Kögler was born at Landsberg am Lech in Bavaria. Along with Johann Adam Schall von Bell he was a leading figure among the fifty German Jesuits who between 1650 and 1750 worked in the Chinese missions. He entered the Society of Jesus on 4 October 1696, and taught mathematics and Hebrew from 1712 to 1714 in the University of Ingolstadt.

He left Prague for Portugal in 1715, being joined by the noted Czech sinologist Karel Slavíček. In Lisbon a Portuguese Jesuit joined them. On 13 March 1716 they left for China. It took them 170 days to get there, surviving a major storm, during which many of their belongings were damaged.

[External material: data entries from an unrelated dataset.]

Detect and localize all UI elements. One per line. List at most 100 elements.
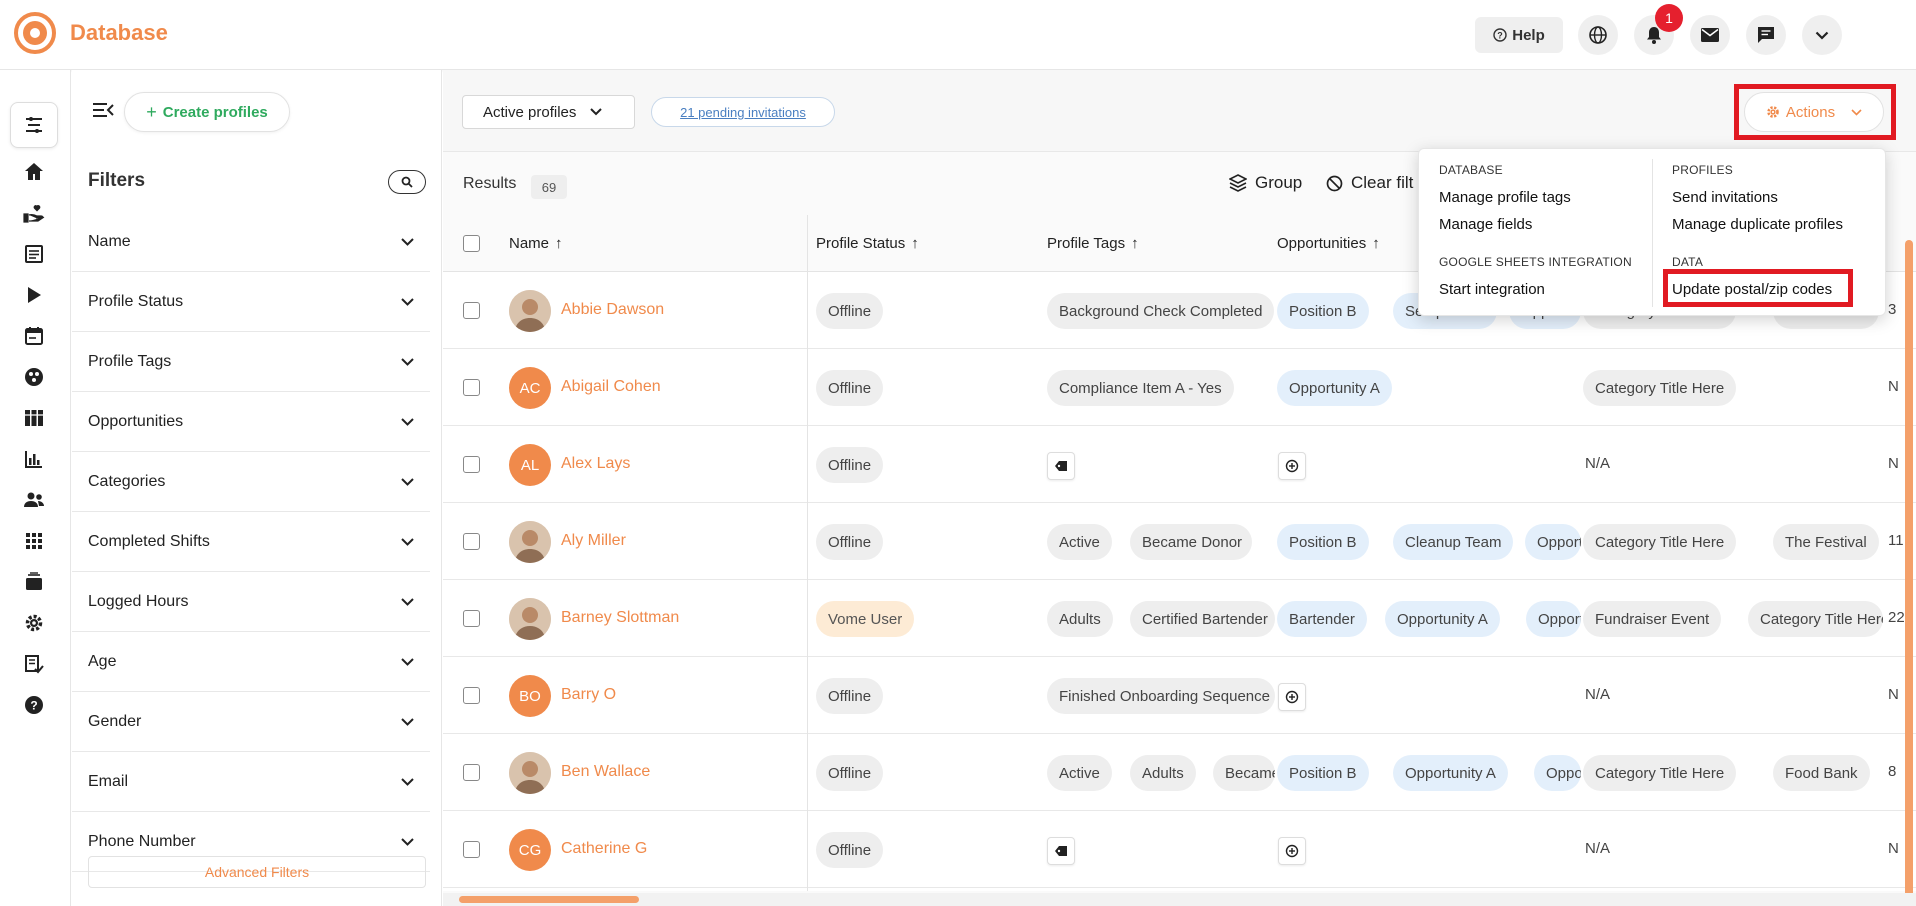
column-opportunities[interactable]: Opportunities ↑ <box>1277 235 1380 252</box>
table-row[interactable]: Ben Wallace Offline Active Adults Became Posi… <box>443 734 1916 811</box>
help-circle-icon[interactable]: ? <box>22 693 46 717</box>
row-checkbox[interactable] <box>463 610 480 627</box>
profile-tag-chip: Became Donor <box>1130 524 1252 560</box>
manage-duplicate-profiles-item[interactable]: Manage duplicate profiles <box>1672 216 1843 233</box>
status-badge: Offline <box>816 832 884 868</box>
apps-grid-icon[interactable] <box>22 529 46 553</box>
profile-name-link[interactable]: Barry O <box>561 686 616 704</box>
avatar[interactable] <box>509 598 551 640</box>
filter-item[interactable]: Profile Status <box>72 272 430 332</box>
send-invitations-item[interactable]: Send invitations <box>1672 189 1778 206</box>
profile-name-link[interactable]: Catherine G <box>561 840 647 858</box>
profile-name-link[interactable]: Barney Slottman <box>561 609 679 627</box>
profile-name-link[interactable]: Alex Lays <box>561 455 630 473</box>
filter-item[interactable]: Gender <box>72 692 430 752</box>
profile-name-link[interactable]: Abigail Cohen <box>561 378 661 396</box>
avatar[interactable]: AC <box>509 367 551 409</box>
filter-item[interactable]: Age <box>72 632 430 692</box>
horizontal-scrollbar-thumb[interactable] <box>459 896 639 903</box>
avatar[interactable] <box>509 752 551 794</box>
inbox-icon[interactable] <box>22 570 46 594</box>
row-checkbox[interactable] <box>463 533 480 550</box>
bar-chart-icon[interactable] <box>22 447 46 471</box>
filter-search-button[interactable] <box>388 170 426 194</box>
pending-invitations-link[interactable]: 21 pending invitations <box>651 97 835 127</box>
mail-button[interactable] <box>1690 15 1730 55</box>
avatar[interactable]: CG <box>509 829 551 871</box>
gear-icon[interactable] <box>22 611 46 635</box>
table-row[interactable]: Aly Miller Offline Active Became Donor Posit… <box>443 503 1916 580</box>
column-profile-tags[interactable]: Profile Tags ↑ <box>1047 235 1139 252</box>
advanced-filters-button[interactable]: Advanced Filters <box>88 856 426 888</box>
filter-item[interactable]: Email <box>72 752 430 812</box>
filter-item[interactable]: Name <box>72 212 430 272</box>
document-list-icon[interactable] <box>22 242 46 266</box>
profile-name-link[interactable]: Aly Miller <box>561 532 626 550</box>
chevron-down-icon <box>401 657 414 666</box>
table-row[interactable]: Barney Slottman Vome User Adults Certified … <box>443 580 1916 657</box>
profile-tag-chip: Active <box>1047 755 1112 791</box>
chat-button[interactable] <box>1746 15 1786 55</box>
table-row[interactable]: AL Alex Lays Offline N/A N <box>443 426 1916 503</box>
profile-name-link[interactable]: Abbie Dawson <box>561 301 664 319</box>
create-profiles-button[interactable]: + Create profiles <box>124 92 290 132</box>
globe-grid-icon[interactable] <box>22 365 46 389</box>
play-icon[interactable] <box>22 283 46 307</box>
avatar[interactable] <box>509 521 551 563</box>
manage-profile-tags-item[interactable]: Manage profile tags <box>1439 189 1571 206</box>
create-profiles-label: Create profiles <box>162 103 268 121</box>
chevron-down-icon <box>401 237 414 246</box>
add-tag-button[interactable] <box>1047 837 1075 865</box>
profile-name-link[interactable]: Ben Wallace <box>561 763 650 781</box>
column-name[interactable]: Name ↑ <box>509 235 563 252</box>
profile-status-select[interactable]: Active profiles <box>462 95 635 129</box>
status-badge: Offline <box>816 447 884 483</box>
add-opportunity-button[interactable] <box>1278 452 1306 480</box>
account-menu-button[interactable] <box>1802 15 1842 55</box>
vertical-scrollbar[interactable] <box>1905 240 1913 900</box>
add-opportunity-button[interactable] <box>1278 837 1306 865</box>
filter-item[interactable]: Logged Hours <box>72 572 430 632</box>
filter-item[interactable]: Categories <box>72 452 430 512</box>
row-checkbox[interactable] <box>463 379 480 396</box>
people-icon[interactable] <box>22 488 46 512</box>
help-circle-icon: ? <box>1493 28 1507 42</box>
start-integration-item[interactable]: Start integration <box>1439 281 1545 298</box>
avatar[interactable] <box>509 290 551 332</box>
checklist-icon[interactable] <box>22 652 46 676</box>
table-row[interactable]: BO Barry O Offline Finished Onboarding Sequ… <box>443 657 1916 734</box>
row-checkbox[interactable] <box>463 841 480 858</box>
table-row[interactable]: AC Abigail Cohen Offline Compliance Item A … <box>443 349 1916 426</box>
row-checkbox[interactable] <box>463 302 480 319</box>
rail-database-active[interactable] <box>10 102 58 148</box>
table-row[interactable]: CG Catherine G Offline N/A N <box>443 811 1916 888</box>
home-icon[interactable] <box>22 160 46 184</box>
clear-filters-label: Clear filt <box>1351 173 1414 192</box>
column-profile-status[interactable]: Profile Status ↑ <box>816 235 919 252</box>
avatar[interactable]: BO <box>509 675 551 717</box>
filter-item[interactable]: Completed Shifts <box>72 512 430 572</box>
kanban-icon[interactable] <box>22 406 46 430</box>
row-checkbox[interactable] <box>463 764 480 781</box>
categories-empty-value: N/A <box>1585 686 1611 703</box>
calendar-icon[interactable] <box>22 324 46 348</box>
column-status-label: Profile Status <box>816 235 906 252</box>
app-logo-icon[interactable] <box>14 12 56 54</box>
select-all-checkbox[interactable] <box>463 235 480 252</box>
collapse-menu-icon[interactable] <box>92 102 114 118</box>
category-chip: Food Bank <box>1773 755 1870 791</box>
language-button[interactable] <box>1578 15 1618 55</box>
add-opportunity-button[interactable] <box>1278 683 1306 711</box>
manage-fields-item[interactable]: Manage fields <box>1439 216 1532 233</box>
row-checkbox[interactable] <box>463 456 480 473</box>
group-button[interactable]: Group <box>1229 173 1302 193</box>
volunteer-icon[interactable] <box>22 201 46 225</box>
add-tag-button[interactable] <box>1047 452 1075 480</box>
avatar[interactable]: AL <box>509 444 551 486</box>
horizontal-scrollbar[interactable] <box>443 893 1916 906</box>
help-button[interactable]: ? Help <box>1475 17 1563 53</box>
clear-filters-button[interactable]: Clear filt <box>1326 173 1413 193</box>
row-checkbox[interactable] <box>463 687 480 704</box>
filter-item[interactable]: Opportunities <box>72 392 430 452</box>
filter-item[interactable]: Profile Tags <box>72 332 430 392</box>
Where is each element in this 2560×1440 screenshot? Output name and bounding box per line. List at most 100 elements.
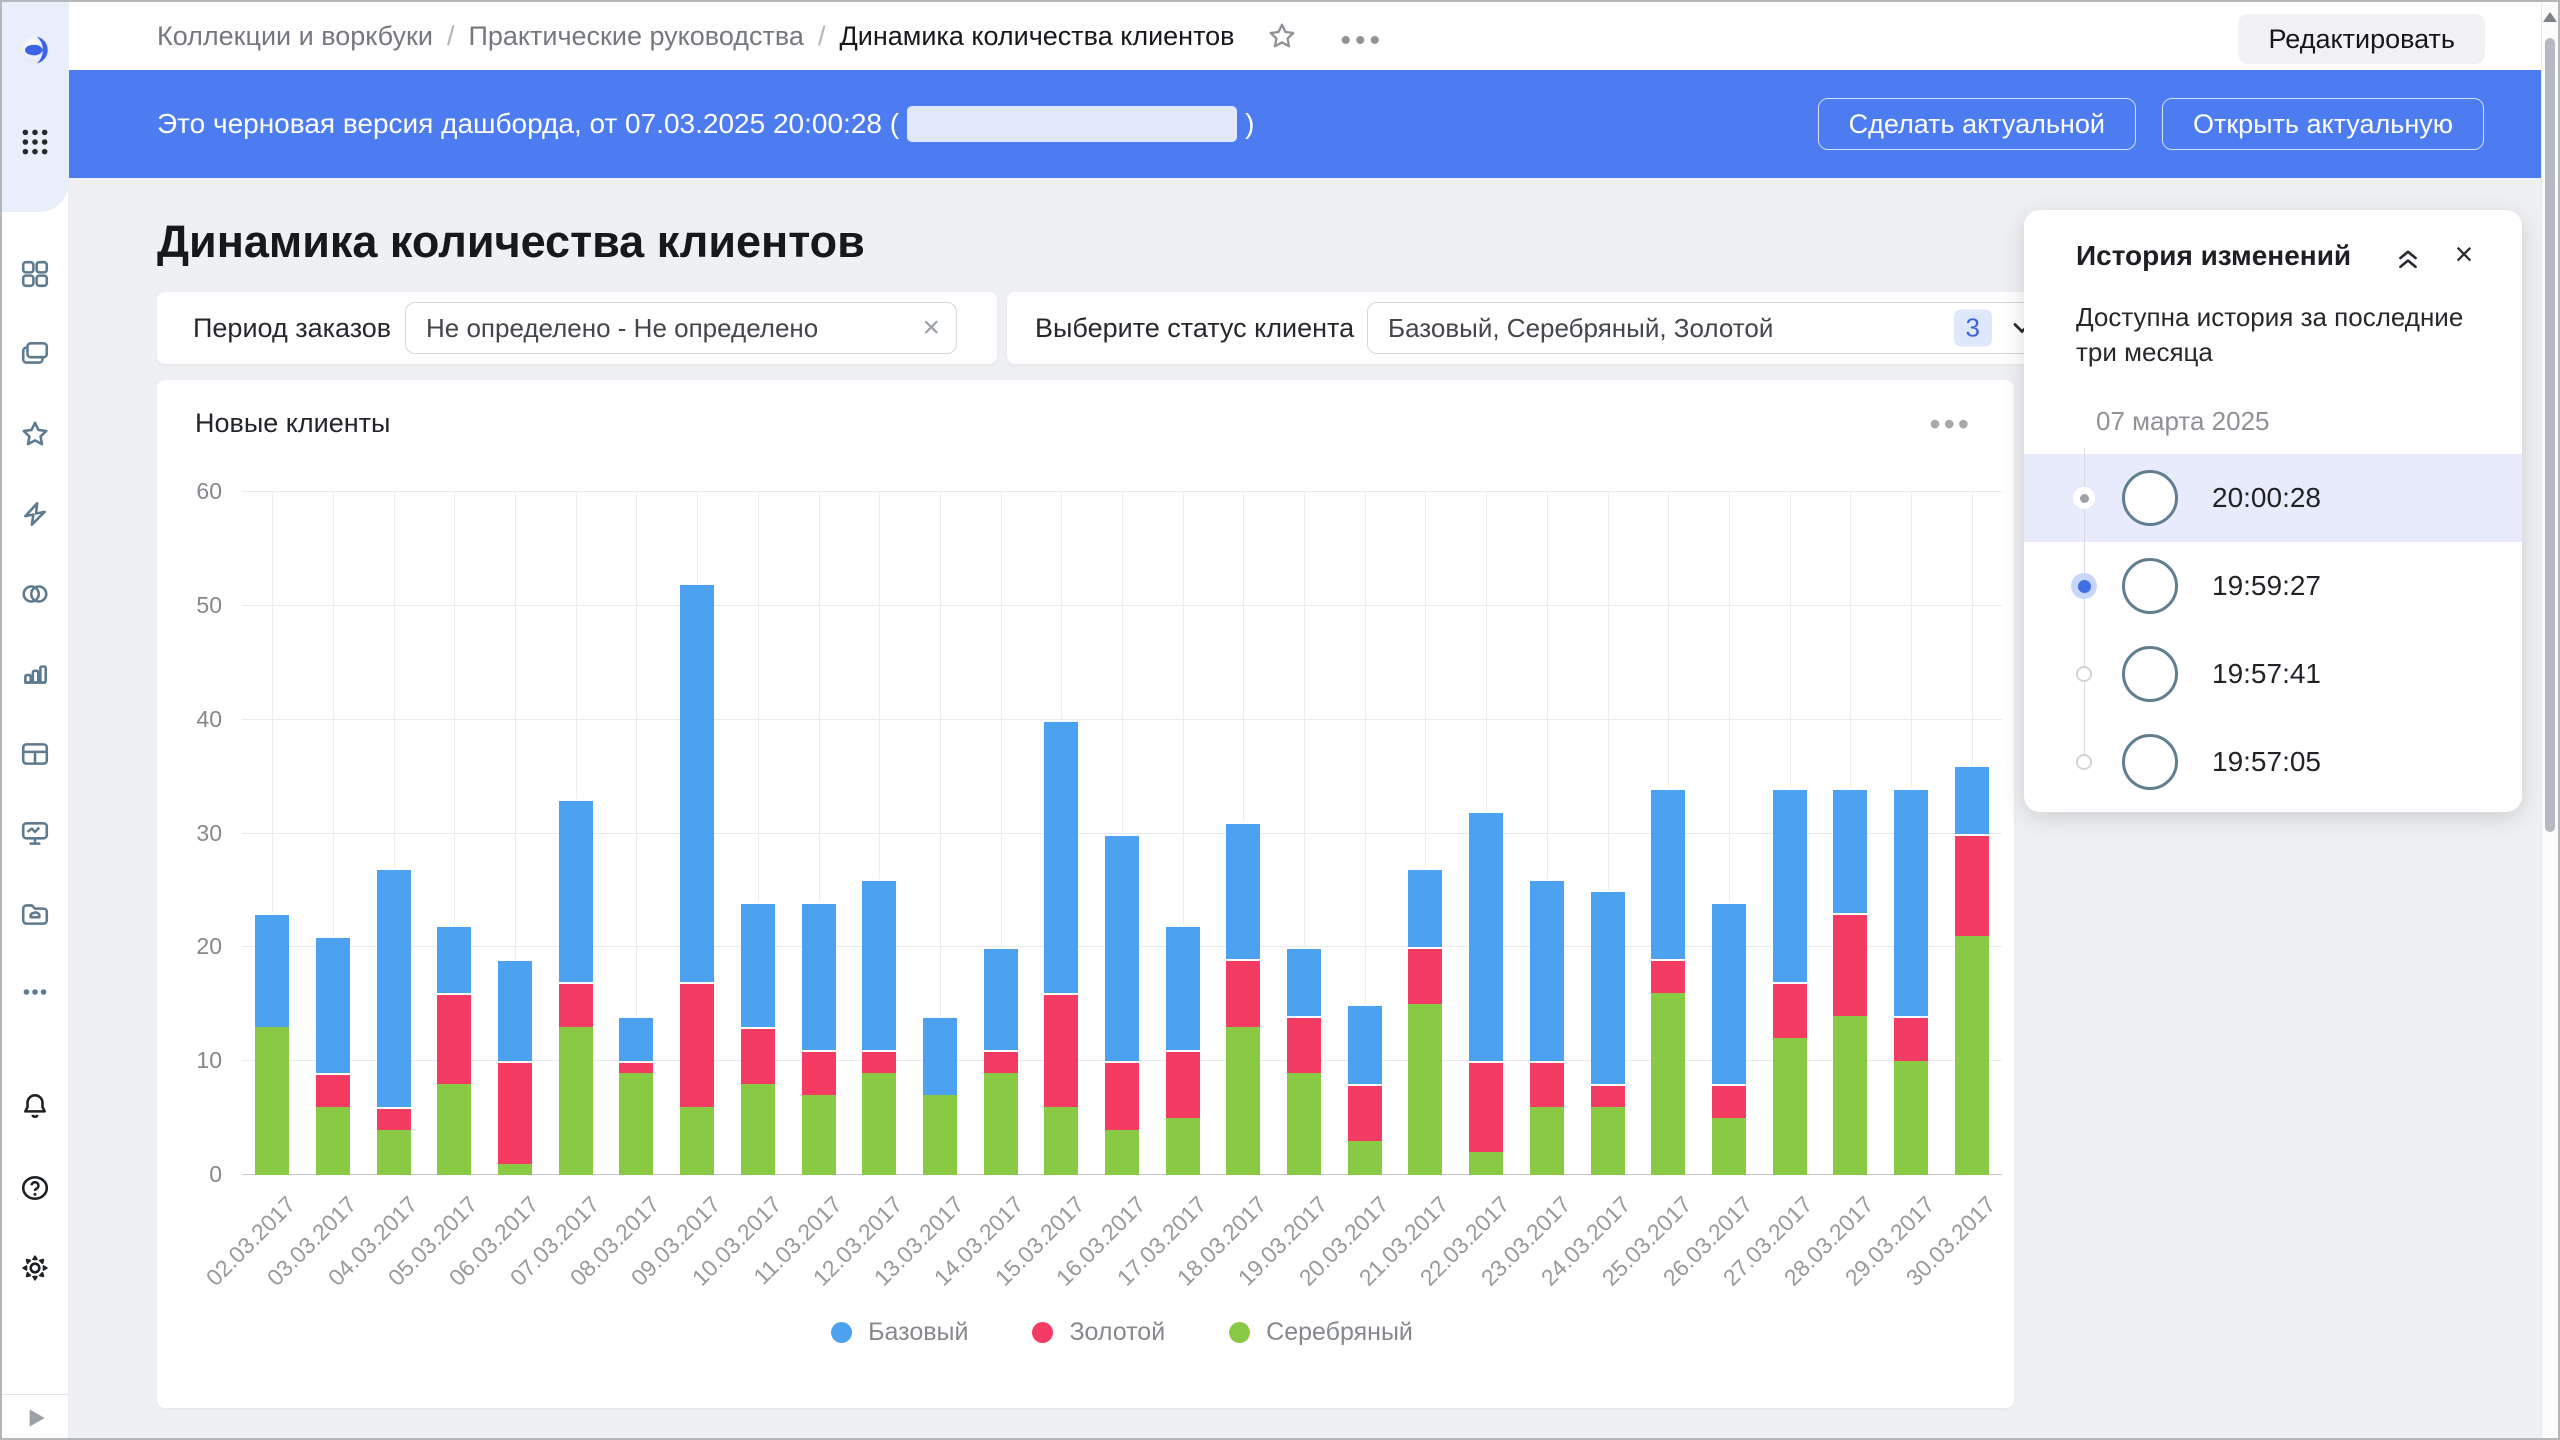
bar-segment[interactable] xyxy=(316,936,350,1073)
bar-segment[interactable] xyxy=(1651,959,1685,993)
version-radio[interactable] xyxy=(2076,754,2092,770)
datasets-table-icon[interactable] xyxy=(18,737,52,771)
stacked-bar[interactable] xyxy=(1226,822,1260,1175)
bar-segment[interactable] xyxy=(862,1073,896,1175)
vertical-scrollbar[interactable] xyxy=(2541,2,2558,1440)
bar-segment[interactable] xyxy=(1166,1050,1200,1118)
bar-segment[interactable] xyxy=(862,879,896,1050)
favorites-star-icon[interactable] xyxy=(18,417,52,451)
bar-segment[interactable] xyxy=(1226,959,1260,1027)
bar-segment[interactable] xyxy=(1833,1016,1867,1175)
bar-segment[interactable] xyxy=(1226,822,1260,959)
bar-segment[interactable] xyxy=(1894,1016,1928,1062)
apps-grid-icon[interactable] xyxy=(18,125,52,159)
connections-icon[interactable] xyxy=(18,577,52,611)
bar-segment[interactable] xyxy=(377,868,411,1107)
bar-segment[interactable] xyxy=(680,583,714,981)
bar-segment[interactable] xyxy=(1712,1118,1746,1175)
bar-segment[interactable] xyxy=(1287,1016,1321,1073)
bar-segment[interactable] xyxy=(923,1016,957,1096)
charts-icon[interactable] xyxy=(18,657,52,691)
bar-segment[interactable] xyxy=(437,993,471,1084)
bar-segment[interactable] xyxy=(1773,982,1807,1039)
history-item[interactable]: 19:57:41 xyxy=(2024,630,2522,718)
bar-segment[interactable] xyxy=(498,1061,532,1163)
bar-segment[interactable] xyxy=(559,982,593,1028)
bar-segment[interactable] xyxy=(1226,1027,1260,1175)
edit-button[interactable]: Редактировать xyxy=(2238,14,2485,64)
legend-item[interactable]: Серебряный xyxy=(1229,1318,1413,1347)
bar-segment[interactable] xyxy=(1712,1084,1746,1118)
bar-segment[interactable] xyxy=(1894,788,1928,1016)
bar-segment[interactable] xyxy=(741,902,775,1027)
bar-segment[interactable] xyxy=(1530,1061,1564,1107)
stacked-bar[interactable] xyxy=(862,879,896,1175)
bar-segment[interactable] xyxy=(1955,765,1989,833)
bar-segment[interactable] xyxy=(741,1084,775,1175)
bar-segment[interactable] xyxy=(255,1027,289,1175)
stacked-bar[interactable] xyxy=(377,868,411,1175)
stacked-bar[interactable] xyxy=(1287,947,1321,1175)
bar-segment[interactable] xyxy=(1651,788,1685,959)
bar-segment[interactable] xyxy=(1105,1130,1139,1176)
version-radio-current[interactable] xyxy=(2073,487,2095,509)
breadcrumb-guides[interactable]: Практические руководства xyxy=(468,21,803,52)
dashboards-monitor-icon[interactable] xyxy=(18,817,52,851)
stacked-bar[interactable] xyxy=(437,925,471,1175)
stacked-bar[interactable] xyxy=(741,902,775,1175)
stacked-bar[interactable] xyxy=(498,959,532,1175)
scrollbar-up-arrow-icon[interactable] xyxy=(2543,12,2557,22)
bar-segment[interactable] xyxy=(1287,947,1321,1015)
bar-segment[interactable] xyxy=(619,1061,653,1072)
stacked-bar[interactable] xyxy=(1530,879,1564,1175)
make-actual-button[interactable]: Сделать актуальной xyxy=(1818,98,2136,150)
bar-segment[interactable] xyxy=(1833,788,1867,913)
bar-segment[interactable] xyxy=(619,1016,653,1062)
bar-segment[interactable] xyxy=(1712,902,1746,1084)
bar-segment[interactable] xyxy=(498,959,532,1061)
status-filter-select[interactable]: Базовый, Серебряный, Золотой 3 xyxy=(1367,302,2057,354)
stacked-bar[interactable] xyxy=(923,1016,957,1175)
bar-segment[interactable] xyxy=(377,1130,411,1176)
bar-segment[interactable] xyxy=(1408,1004,1442,1175)
history-item[interactable]: 19:57:05 xyxy=(2024,718,2522,806)
bar-segment[interactable] xyxy=(1348,1004,1382,1084)
history-item[interactable]: 19:59:27 xyxy=(2024,542,2522,630)
bar-segment[interactable] xyxy=(984,947,1018,1049)
stacked-bar[interactable] xyxy=(1044,720,1078,1175)
bar-segment[interactable] xyxy=(1530,879,1564,1061)
bar-segment[interactable] xyxy=(1044,720,1078,993)
stacked-bar[interactable] xyxy=(1166,925,1200,1175)
version-radio-selected[interactable] xyxy=(2071,573,2097,599)
bar-segment[interactable] xyxy=(1287,1073,1321,1175)
bar-segment[interactable] xyxy=(1833,913,1867,1015)
stacked-bar[interactable] xyxy=(984,947,1018,1175)
datalens-logo-icon[interactable] xyxy=(18,33,52,67)
stacked-bar[interactable] xyxy=(619,1016,653,1175)
stacked-bar[interactable] xyxy=(1651,788,1685,1175)
bar-segment[interactable] xyxy=(619,1073,653,1175)
stacked-bar[interactable] xyxy=(559,799,593,1175)
bar-segment[interactable] xyxy=(680,1107,714,1175)
bar-segment[interactable] xyxy=(984,1050,1018,1073)
bar-segment[interactable] xyxy=(1348,1141,1382,1175)
bar-segment[interactable] xyxy=(1955,936,1989,1175)
stacked-bar[interactable] xyxy=(1469,811,1503,1175)
bar-segment[interactable] xyxy=(1894,1061,1928,1175)
bar-segment[interactable] xyxy=(1348,1084,1382,1141)
bar-segment[interactable] xyxy=(862,1050,896,1073)
storage-folder-cloud-icon[interactable] xyxy=(18,897,52,931)
bar-segment[interactable] xyxy=(437,925,471,993)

On account of his wide learning, he enjoyed consideration at the imperial court, and held the office of president of the mathematical astronomical tribunal for thirty years. He was a mandarin of the second class, and was from 1731 a member of the supreme court of equity (Li-pu), a position which had never before been held by a foreigner. In accepting these positions he refused the stipends attached to them.

Ferdinand Augustin Hallerstein, his co-operator and successor, called him "one of the most cultivated minds that ever came into these countries". Kögler carried on a brisk scientific correspondence with a number of European scholars, such as Eusebius Amort and T. S. Bayer, the Orientalist, sending Bayer many contributions for his "Museum Sinicum".

He was twice visitor of the mission, and provincial of the Chinese and Japanese province, and, during the persecution which began under the Yongzheng Emperor, he was the main support of the mission, through his influence at court. He died, aged 65, at Beijing. He was buried in the Jesuits' Zhalan Cemetery.

Asteroid 5005 Kegler is named after him.